Es ist nicht das erste Mal, dass Diskussionen über die Gewissensfreiheit unserer gewählten Volksvertreter geführt werden, aber es ist — zumindest nach meiner Erinnerung — das erste Mal, dass die Freiheit dieser Gewissensentscheidung derart unverblümt zur Feindin der Fraktionsdisziplin erklärt wurde. Das genau hat nämlich der Vorsitzende der CDU/CSU-Bundestagsfraktion getan, als er nach der letzten Griechenland-Abstimmung, bei der 60 Unions-Abweichler mit Nein gestimmt hatten, in einem Interview mit der „Welt“ sagte:

„Auch die 60 haben unserer Fraktionsordnung zugestimmt, in der steht: Wir diskutieren, streiten und stimmen ab, aber am Schluss muss die Minderheit mit der Mehrheit stimmen. Jeder bestimmt selbst, was für ihn eine Gewissensfrage ist. Aber ich werbe dennoch für Geschlossenheit. Das hat auch mit dem Korpsgeist zu tun, den eine gute Truppe haben sollte. (…) Aber diejenigen, die mit Nein gestimmt haben, können nicht in Ausschüssen bleiben, in denen es darauf ankommt, die Mehrheit zu behalten: etwa im Haushalts- oder Europaausschuss. Die Fraktion entsendet die Kollegen in Ausschüsse, damit sie dort die Position der Fraktion vertreten.“

Im zweiten Teil des Zitats ging Kauder auf die kritische Nachfrage ein, ob Abweichler mit ihrem Nein-Votum, zu dem sie jedes Recht haben, ihre Karrieren zerstören, die an die Partei gebunden sind. Immerhin, so die Fragestellung, wurden die Abweichler aus der letzten Legislaturperiode „anschließend systematisch von wichtigen Positionen in der Fraktion entfernt“. Es ist wohl selten so offen und schonungslos dokumentiert worden, wie Politik funktioniert.
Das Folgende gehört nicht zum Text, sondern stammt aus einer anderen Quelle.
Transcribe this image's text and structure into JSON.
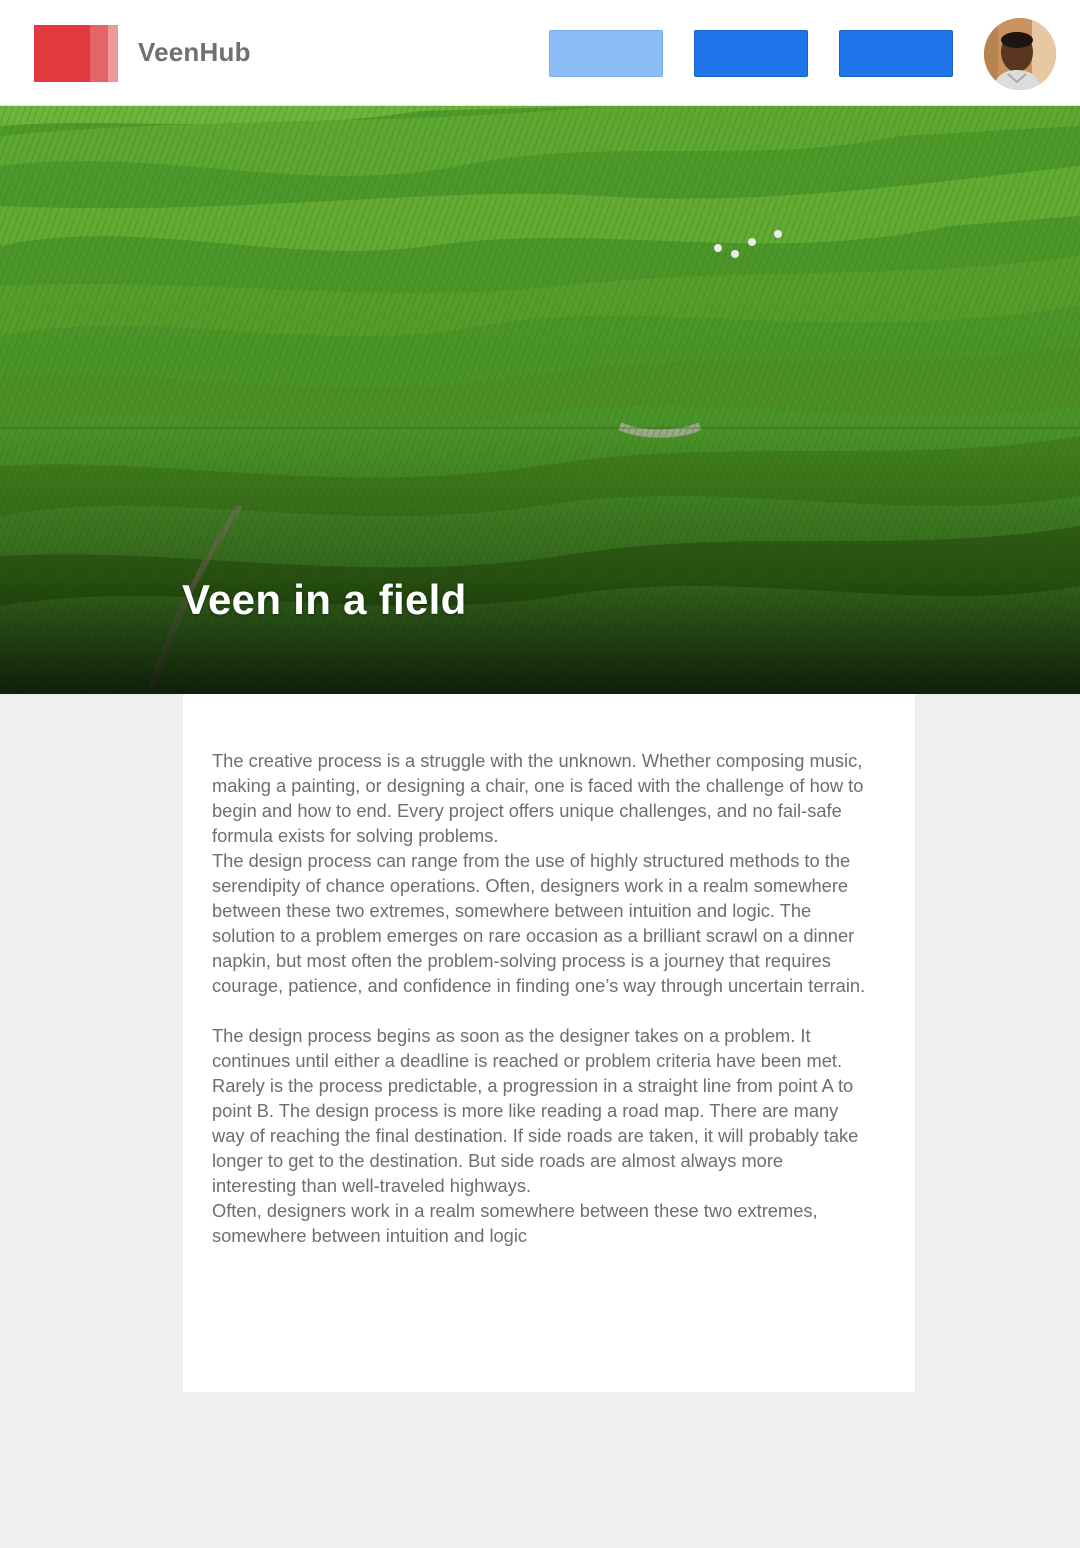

Nicht dass dies früher anders gehandhabt worden wäre — es hat aber niemand so offen gesagt. Die Abweichler wurden unter der Hand kassiert und auf die Hinterbank geschickt.

Volker Kauder stellt also die Fraktionsordnung über das Grundgesetz. Vielleicht muss er das, um Mehrheiten zu sichern. Die hätte die große Koalition in Sachen Griechenland wohl auf jeden Fall. Kauders Ehrgeiz geht darüber hinaus dahin, unabhängig vom real zu erwartenden Ausgang der Abstimmung über das Griechenlandpaket eine Mehrheit der Regierungsabgeordneten zu organisieren. Mit Verlaub, Herr Kauder: Mit dieser Politik fördern Sie lediglich die Karrieristen und Speichellecker, von denen wir sowieso schon genug haben. Die Querköpfe aber, die wir eigentlich dringend brauchen, werden bestraft.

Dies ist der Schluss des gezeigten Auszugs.